Over the last week, speed, height and strength have certainly been evident at the Winter Games in Pyeongchang, South Korea.

Many of us have marvelled at the skill – not to mention the courage and endeavour – of athletes from all over the world, and wondered at the many years of dedication with which each of them has trained to prepare.

It is hardly surprising, then, that in choosing his words, Coubertin wanted them to “represent a programme of moral beauty.”

Much of the virtue of sport springs from the values it upholds and the test of character it provides. The physical advantages of health and fitness are the most obvious, but sport engenders many other qualities, too.

From contests in local schools and clubs to the Olympics itself, all who participate learn the value of effort, enjoy friendly competition, and so come to appreciate the importance of humility in victory and dignity in defeat.

But watching the Games – cheering on the British participants – speaks to us on a deeper level. We may never know speed-skater Elise Christie or the members of the British curling teams personally, yet we support them all the same, sharing in each disappointment and achievement, as we recognise these athletes as being from among our own.

From all parts of the country, we stand under the same flag, sing the same anthem, and share the same island story which – though perceived from countless individual perspectives – binds us all in our common life.

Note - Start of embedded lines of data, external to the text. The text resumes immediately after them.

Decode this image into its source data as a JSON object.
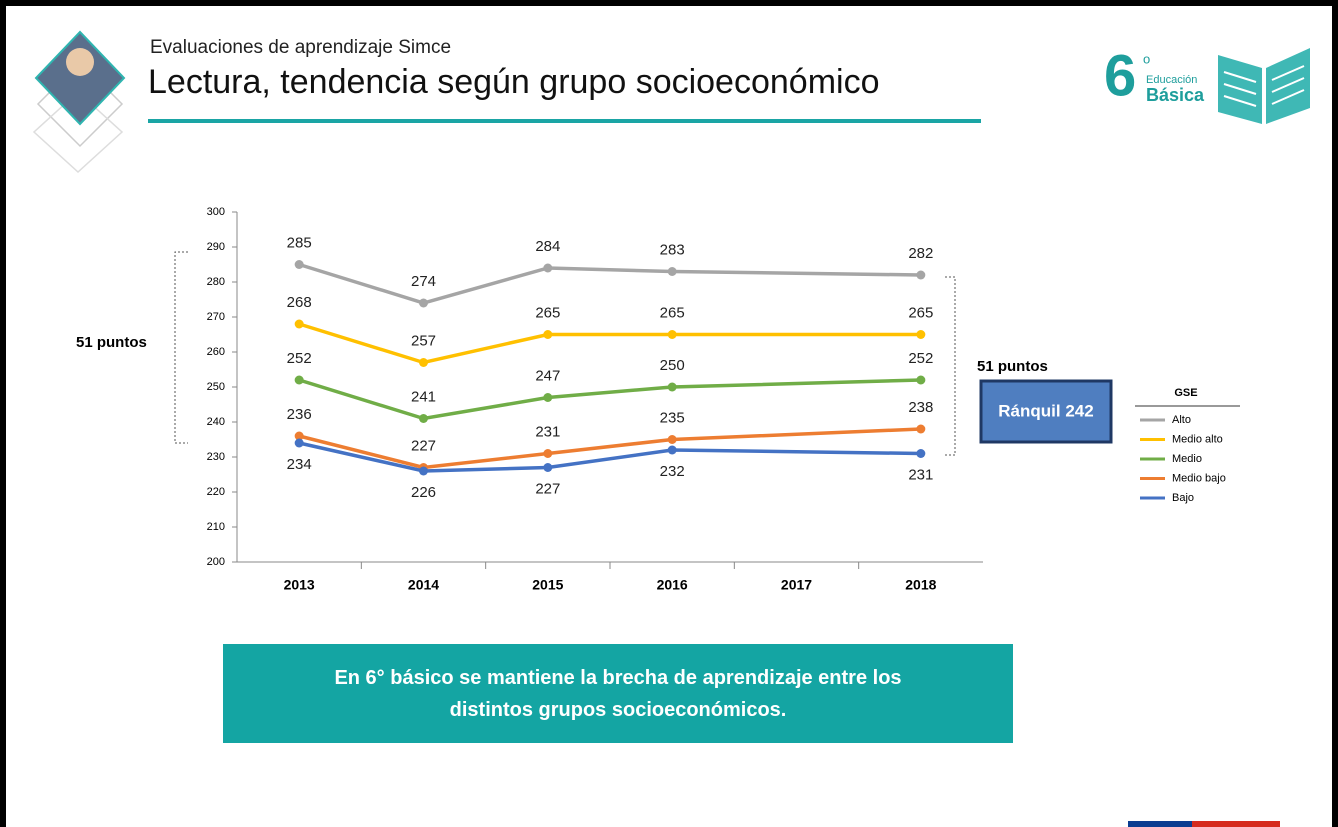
{
  "header": {
    "subtitle": "Evaluaciones de aprendizaje Simce",
    "title": "Lectura, tendencia según grupo socioeconómico"
  },
  "logo": {
    "number": "6",
    "degree": "o",
    "line1": "Educación",
    "line2": "Básica"
  },
  "banner": "En 6° básico se mantiene la brecha de aprendizaje entre los distintos grupos socioeconómicos.",
  "chart_data": {
    "type": "line",
    "x": [
      2013,
      2014,
      2015,
      2016,
      2018
    ],
    "xlim": [
      2012.5,
      2018.5
    ],
    "xticks": [
      2013,
      2014,
      2015,
      2016,
      2017,
      2018
    ],
    "ylim": [
      200,
      300
    ],
    "yticks": [
      200,
      210,
      220,
      230,
      240,
      250,
      260,
      270,
      280,
      290,
      300
    ],
    "legend_title": "GSE",
    "annotations": [
      "51 puntos",
      "51 puntos",
      "Ránquil 242"
    ],
    "series": [
      {
        "name": "Alto",
        "color": "#a5a5a5",
        "values": [
          285,
          274,
          284,
          283,
          282
        ],
        "label_position": "above"
      },
      {
        "name": "Medio alto",
        "color": "#ffc000",
        "values": [
          268,
          257,
          265,
          265,
          265
        ],
        "label_position": "above"
      },
      {
        "name": "Medio",
        "color": "#70ad47",
        "values": [
          252,
          241,
          247,
          250,
          252
        ],
        "label_position": "above"
      },
      {
        "name": "Medio bajo",
        "color": "#ed7d31",
        "values": [
          236,
          227,
          231,
          235,
          238
        ],
        "label_position": "above"
      },
      {
        "name": "Bajo",
        "color": "#4472c4",
        "values": [
          234,
          226,
          227,
          232,
          231
        ],
        "label_position": "below"
      }
    ]
  }
}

There are those who interpret such ideas as, at best, nostalgic. Some might even suggest that the division of the world into nations has done more harm than good.

On the contrary, nationality elevates us beyond individual differences of colour, class or creed, and it is through our shared values that we sustain democracy and the rule of law.

National loyalty has none of the belligerence of nationalism. Instead, it simply empitomises a love of home and a willingness to defend it.

Watching and supporting the Olympians, we see that love vividly played out, as our competing compatriots personify what Sir Roger Scruton has called “an invocation of home and the routines of home, of gentleness, everydayness and enduring settlement.”